Today’s news is filled with IS, Ebola and struggling economies in several countries. So, it seems like the world is really going through a tough time. That is all true right now. But if we look at the bigger movements from a longer perspective, I would like to point our three strong trends: Urbanization - people are moving into the cities in big numbers. The ageing population - with economic development comes longer lives. This can be a challenge, but overall it is a triumph. The decrease in extreme poverty - it has been halved in the past 25 years. That’s a giant step for mankind. These three movements are having a major impact on the development of the world.

And what impact does this have on Skanska?

Firstly, more opportunities. People will need homes, workplaces, services and infrastructure. Secondly, there will be higher demands on us to help create sustainable societies. When people’s basic needs are satisfied, they will ask for better overall life conditions.

And what can Skanska do?

We have an important role in developing and building our societies and if we know where the wind is blowing we can act on that and be better prepared to meet the new and emerging needs. Hopefully, the work my colleagues and I are doing will assist our market makers in looking into future, to be proactive and not reactive.

What are the main threats to a positive global development, do you think?

Before the financial crisis, globalization opened up the world. The freedom factor was growing. Since then we have seen the return of boundaries and borders. Boundaries – focusing on differences that come from nationalistic populist movements and the increase of a dangerous “them and us” attitude. Borders between countries are being closed by those forces who don’t see the great opportunities that come from trading and countries benefitting from each other. Tough economic conditions seem to spur these kinds of tendencies.

How do you find the work atmosphere at Skanska?

I find it friendly and inquisitive, loyal, challenging and ambitious. I also find it very entrepreneurial, people want to do things better and more efficiently, seeking new ways, and there is openness to good ideas. I really appreciate that the atmosphere is open and international.

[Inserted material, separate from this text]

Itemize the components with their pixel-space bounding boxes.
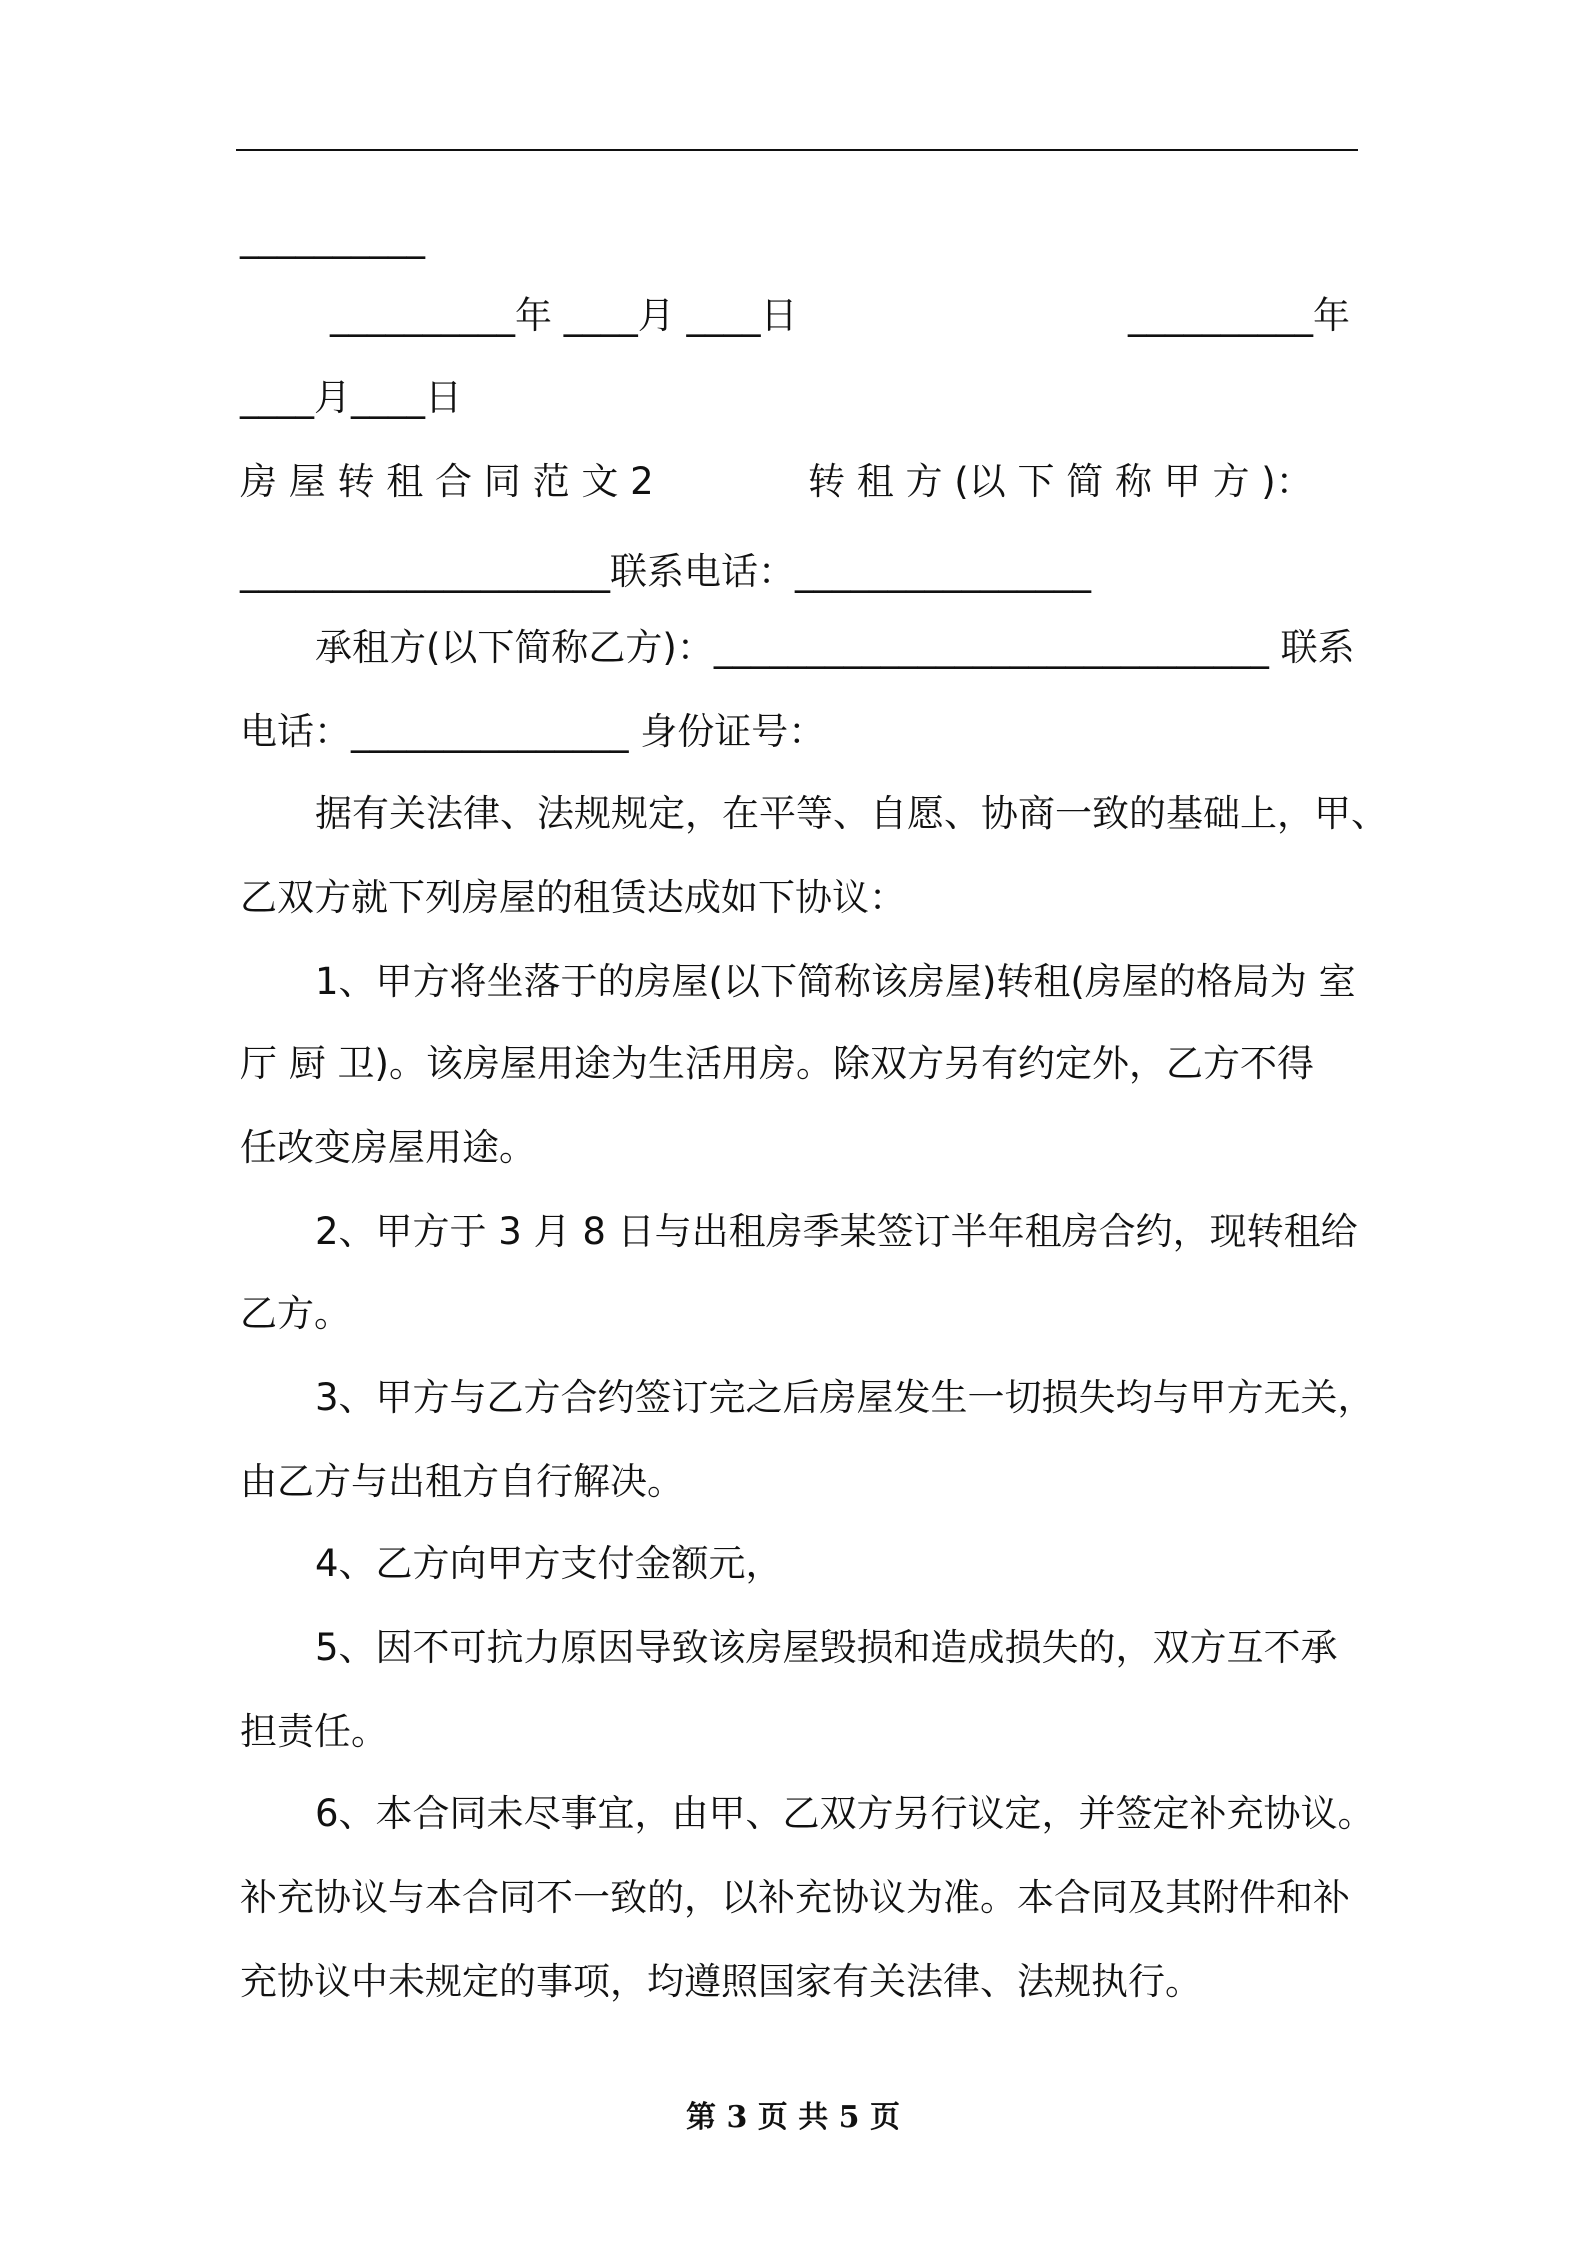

Among those you admire are the Danish writer and adventurer Karen Blixen, author of Out of Africa, and the Swedish 19th century minister of Finance Johan Gripenstedt, who introduced many liberal economic reforms, obligatory schooling, reinforced women’s rights and liberalized Swedish trade. Why?

I do admire people who are somewhat adventurous and work and fight for what they believe in, even though people around them tell them that they are wrong. These two were ahead of their time and had dreams and visions they followed. I like that entrepreneurial spirit and people who are not scared of failing and are brave enough to try.